Who knows? The study doesn’t go into reasons for the relationship – although they did successfully control for the potential effects of ethnicity/socio-cultural factors, psychopathic personality, and alcoholism: the relationship held even when those factors were taken out of the equation. Nonetheless, we only know that this relationship exists, not why.

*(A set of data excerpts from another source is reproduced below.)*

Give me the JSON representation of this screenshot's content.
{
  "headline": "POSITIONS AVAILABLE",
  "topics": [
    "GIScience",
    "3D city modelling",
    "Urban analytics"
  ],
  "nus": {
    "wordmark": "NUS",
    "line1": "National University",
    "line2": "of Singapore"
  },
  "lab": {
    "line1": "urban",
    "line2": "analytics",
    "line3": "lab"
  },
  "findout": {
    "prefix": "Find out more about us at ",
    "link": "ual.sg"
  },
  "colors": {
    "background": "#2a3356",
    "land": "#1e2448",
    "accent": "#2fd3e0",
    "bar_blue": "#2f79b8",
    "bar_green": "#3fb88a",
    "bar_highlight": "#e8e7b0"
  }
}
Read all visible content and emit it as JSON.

It’s tempting to speculate, though, that this fits with the growing narrative of hallucinogens’ therapeutic benefits – and this is also the angle favoured by the authors. For example, they remind the reader that psilocybin was recently shown in small clinical trials to help people quit drinking and smoking, and that studies of LSD-assisted psychotherapy, dating back as far as the 60s (when LSD was still legal), showed positive personality changes, in addition to proving helpful in treating alcoholism. They also note that even in healthy people, hallucinogens have been shown to increase “interpersonal regard,” intimate emotional communication, empathy, and “broad-minded tolerance of others”.

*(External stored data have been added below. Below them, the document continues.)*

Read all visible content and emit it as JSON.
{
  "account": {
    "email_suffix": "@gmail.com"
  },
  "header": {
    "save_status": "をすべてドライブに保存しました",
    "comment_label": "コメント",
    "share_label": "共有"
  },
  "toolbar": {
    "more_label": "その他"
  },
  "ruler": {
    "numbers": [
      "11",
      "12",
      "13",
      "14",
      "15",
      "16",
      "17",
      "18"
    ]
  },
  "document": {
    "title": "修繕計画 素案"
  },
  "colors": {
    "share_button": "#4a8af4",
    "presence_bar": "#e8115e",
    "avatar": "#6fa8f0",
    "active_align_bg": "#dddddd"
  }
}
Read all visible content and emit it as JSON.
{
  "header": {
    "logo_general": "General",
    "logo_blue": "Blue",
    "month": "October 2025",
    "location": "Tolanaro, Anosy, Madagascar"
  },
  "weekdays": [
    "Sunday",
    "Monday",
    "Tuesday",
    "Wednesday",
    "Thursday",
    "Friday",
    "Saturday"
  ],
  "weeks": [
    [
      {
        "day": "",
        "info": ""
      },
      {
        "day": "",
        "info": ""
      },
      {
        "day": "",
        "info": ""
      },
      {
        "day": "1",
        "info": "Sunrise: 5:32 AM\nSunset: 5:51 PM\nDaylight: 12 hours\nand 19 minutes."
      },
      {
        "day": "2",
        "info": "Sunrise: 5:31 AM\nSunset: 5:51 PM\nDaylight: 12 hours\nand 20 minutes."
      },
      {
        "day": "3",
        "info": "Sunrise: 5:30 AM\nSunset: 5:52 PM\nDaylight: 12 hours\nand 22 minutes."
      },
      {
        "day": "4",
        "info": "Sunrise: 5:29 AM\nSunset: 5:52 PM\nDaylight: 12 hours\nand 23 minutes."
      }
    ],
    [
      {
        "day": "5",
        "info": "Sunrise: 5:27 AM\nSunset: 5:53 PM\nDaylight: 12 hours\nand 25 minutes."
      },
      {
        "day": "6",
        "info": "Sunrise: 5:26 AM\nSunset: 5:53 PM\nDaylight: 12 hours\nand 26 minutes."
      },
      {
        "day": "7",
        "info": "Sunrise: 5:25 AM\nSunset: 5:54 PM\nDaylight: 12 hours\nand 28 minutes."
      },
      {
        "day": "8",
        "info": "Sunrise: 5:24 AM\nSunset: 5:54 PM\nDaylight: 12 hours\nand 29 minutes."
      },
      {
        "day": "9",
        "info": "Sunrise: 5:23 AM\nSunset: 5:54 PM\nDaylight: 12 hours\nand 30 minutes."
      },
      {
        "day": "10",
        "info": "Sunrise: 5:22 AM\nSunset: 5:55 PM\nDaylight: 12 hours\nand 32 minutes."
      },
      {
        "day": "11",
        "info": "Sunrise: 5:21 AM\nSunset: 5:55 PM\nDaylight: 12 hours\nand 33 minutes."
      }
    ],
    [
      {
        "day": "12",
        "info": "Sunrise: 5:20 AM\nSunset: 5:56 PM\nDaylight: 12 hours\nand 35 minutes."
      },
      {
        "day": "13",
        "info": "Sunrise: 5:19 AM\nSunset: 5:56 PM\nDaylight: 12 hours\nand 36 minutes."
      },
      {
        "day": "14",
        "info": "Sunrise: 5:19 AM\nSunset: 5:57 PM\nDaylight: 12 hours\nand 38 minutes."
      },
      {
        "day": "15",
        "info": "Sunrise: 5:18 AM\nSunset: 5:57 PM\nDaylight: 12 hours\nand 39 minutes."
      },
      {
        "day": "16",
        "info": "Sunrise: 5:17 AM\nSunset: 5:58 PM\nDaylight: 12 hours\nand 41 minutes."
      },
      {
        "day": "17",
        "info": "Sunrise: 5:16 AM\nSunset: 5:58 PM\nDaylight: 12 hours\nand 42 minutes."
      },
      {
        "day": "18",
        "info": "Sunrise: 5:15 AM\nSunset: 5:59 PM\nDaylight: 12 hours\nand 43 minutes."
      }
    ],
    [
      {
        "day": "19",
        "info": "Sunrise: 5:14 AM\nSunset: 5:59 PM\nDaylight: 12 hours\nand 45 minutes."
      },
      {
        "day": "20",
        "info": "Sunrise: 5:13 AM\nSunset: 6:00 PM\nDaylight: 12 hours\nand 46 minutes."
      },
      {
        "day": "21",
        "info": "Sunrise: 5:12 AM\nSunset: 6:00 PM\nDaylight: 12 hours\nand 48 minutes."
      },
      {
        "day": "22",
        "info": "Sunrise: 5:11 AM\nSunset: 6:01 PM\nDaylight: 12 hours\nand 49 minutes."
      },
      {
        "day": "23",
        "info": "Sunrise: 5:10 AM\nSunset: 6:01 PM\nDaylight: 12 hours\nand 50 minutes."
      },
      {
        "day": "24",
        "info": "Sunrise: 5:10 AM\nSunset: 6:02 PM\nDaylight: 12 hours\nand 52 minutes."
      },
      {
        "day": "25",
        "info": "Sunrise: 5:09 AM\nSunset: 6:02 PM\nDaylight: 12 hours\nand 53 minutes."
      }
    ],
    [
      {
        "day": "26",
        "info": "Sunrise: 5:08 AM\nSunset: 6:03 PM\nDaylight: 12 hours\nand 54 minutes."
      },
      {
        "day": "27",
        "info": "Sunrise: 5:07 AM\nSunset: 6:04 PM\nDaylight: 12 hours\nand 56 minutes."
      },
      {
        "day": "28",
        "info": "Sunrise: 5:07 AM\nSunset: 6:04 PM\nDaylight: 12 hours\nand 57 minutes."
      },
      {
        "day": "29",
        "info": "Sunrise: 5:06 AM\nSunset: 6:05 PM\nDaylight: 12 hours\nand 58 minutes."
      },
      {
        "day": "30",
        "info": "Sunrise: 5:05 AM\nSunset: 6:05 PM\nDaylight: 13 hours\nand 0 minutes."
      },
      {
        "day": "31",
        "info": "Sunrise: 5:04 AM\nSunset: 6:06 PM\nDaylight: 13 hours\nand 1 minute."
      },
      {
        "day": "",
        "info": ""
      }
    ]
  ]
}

Not mentioned in their summary are more recent findings that ayahuasca/DMT increases a person’s ‘mindfulness capacity,’ bringing their ability to ‘observe their mind without judging’ to a level reported by experienced meditators; that the LSD experience involves an increase in ‘suggestibility’ (susceptibility to suggestion, which can increase treatment effectiveness) and ‘ego-dissolution’ (the loss of a sense of ‘self,’ which leads to feelings of ‘one-ness’ with the world), and both psilocybin and LSD promote long-term changes in optimism and openness, (which may underlie their success in treating depression and anxiety); that a single administration of psilocybin changes how people process social information; and that MDMA – long documented to induce feelings of interpersonal closeness and sociability – shows promise in treating PTSD and social anxiety. Seems that any one of those factors would make a person less likely to attack those around them, no?

(Flickr - Craig Nagy)

(Flickr – Craig Nagy)

Despite this growing evidence that hallucinogens promote, essentially, the opposite of violence, the conclusions drawn by the author are relatively benign: 1. hallucinogens are an exception to the rule regarding substance use and criminal behaviour; and 2. further investigation is warranted into the potential of hallucinogens to prevent violent behaviour.

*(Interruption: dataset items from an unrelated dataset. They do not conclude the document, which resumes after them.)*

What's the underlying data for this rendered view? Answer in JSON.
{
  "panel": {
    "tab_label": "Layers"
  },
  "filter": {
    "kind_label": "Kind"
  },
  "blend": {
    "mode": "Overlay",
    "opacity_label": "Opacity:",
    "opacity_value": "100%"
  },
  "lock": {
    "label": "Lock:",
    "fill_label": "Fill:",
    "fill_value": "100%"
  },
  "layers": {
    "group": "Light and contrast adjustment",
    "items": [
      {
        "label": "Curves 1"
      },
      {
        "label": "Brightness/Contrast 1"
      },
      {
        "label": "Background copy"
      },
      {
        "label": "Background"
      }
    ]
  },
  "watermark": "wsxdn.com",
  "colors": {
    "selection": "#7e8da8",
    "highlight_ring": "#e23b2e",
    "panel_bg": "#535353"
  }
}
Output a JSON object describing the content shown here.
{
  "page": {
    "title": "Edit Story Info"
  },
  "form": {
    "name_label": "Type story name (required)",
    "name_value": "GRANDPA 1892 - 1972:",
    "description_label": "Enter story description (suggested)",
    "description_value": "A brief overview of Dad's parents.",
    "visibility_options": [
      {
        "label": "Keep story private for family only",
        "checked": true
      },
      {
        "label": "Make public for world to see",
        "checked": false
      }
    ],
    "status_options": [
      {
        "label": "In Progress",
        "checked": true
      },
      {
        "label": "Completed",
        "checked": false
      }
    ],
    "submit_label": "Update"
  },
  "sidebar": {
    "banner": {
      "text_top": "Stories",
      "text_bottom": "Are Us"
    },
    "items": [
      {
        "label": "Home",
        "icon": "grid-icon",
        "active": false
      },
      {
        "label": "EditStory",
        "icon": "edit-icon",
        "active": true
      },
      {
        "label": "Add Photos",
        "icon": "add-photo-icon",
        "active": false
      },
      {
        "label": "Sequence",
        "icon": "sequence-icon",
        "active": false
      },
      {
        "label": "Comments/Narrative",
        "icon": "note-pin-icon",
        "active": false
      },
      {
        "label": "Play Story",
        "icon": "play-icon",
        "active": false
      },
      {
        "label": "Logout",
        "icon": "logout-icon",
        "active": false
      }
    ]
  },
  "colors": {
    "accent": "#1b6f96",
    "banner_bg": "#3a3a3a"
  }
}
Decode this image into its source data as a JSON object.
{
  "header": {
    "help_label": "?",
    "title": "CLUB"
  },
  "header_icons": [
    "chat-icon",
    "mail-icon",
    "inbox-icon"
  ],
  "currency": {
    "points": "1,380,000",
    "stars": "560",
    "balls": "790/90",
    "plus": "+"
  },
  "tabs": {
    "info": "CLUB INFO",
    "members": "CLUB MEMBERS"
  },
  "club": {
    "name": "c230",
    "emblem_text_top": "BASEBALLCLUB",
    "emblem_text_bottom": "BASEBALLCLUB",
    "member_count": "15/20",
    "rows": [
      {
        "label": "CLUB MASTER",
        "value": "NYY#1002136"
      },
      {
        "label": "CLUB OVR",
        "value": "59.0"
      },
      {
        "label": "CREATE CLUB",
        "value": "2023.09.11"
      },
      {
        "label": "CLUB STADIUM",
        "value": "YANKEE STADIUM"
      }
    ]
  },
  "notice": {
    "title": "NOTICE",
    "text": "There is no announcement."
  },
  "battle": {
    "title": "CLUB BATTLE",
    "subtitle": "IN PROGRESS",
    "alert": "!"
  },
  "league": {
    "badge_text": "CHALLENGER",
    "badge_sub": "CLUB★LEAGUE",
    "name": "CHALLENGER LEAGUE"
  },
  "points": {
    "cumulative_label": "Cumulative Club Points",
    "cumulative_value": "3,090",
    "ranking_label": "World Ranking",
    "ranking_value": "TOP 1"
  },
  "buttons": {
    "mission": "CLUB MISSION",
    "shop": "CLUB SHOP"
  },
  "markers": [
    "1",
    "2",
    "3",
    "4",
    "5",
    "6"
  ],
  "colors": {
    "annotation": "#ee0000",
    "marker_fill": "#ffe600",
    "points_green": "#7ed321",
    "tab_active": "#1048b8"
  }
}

Unfortunately, none of the authors’ careful language and nuance is reflected in media reports of the research, such as this offering by The Mirror, which mistakenly explains the “sensational study” in terms of “hallucinogen users and their sober compatriots” (none of the inmates were sober) and focuses almost exclusively on treatment implications. No wonder there has been kickback from publications like politics.co.uk, which dismisses the entire study as flawed for having ‘medicalised’ – and thus excused – violent behaviour (it didn’t). To be clear, I agree passionately that nothing excuses intimate partner violence, and that factors that enable or promote it, or appear to absolve the perpetrators of accountability, should be examined closely and combatted fiercely.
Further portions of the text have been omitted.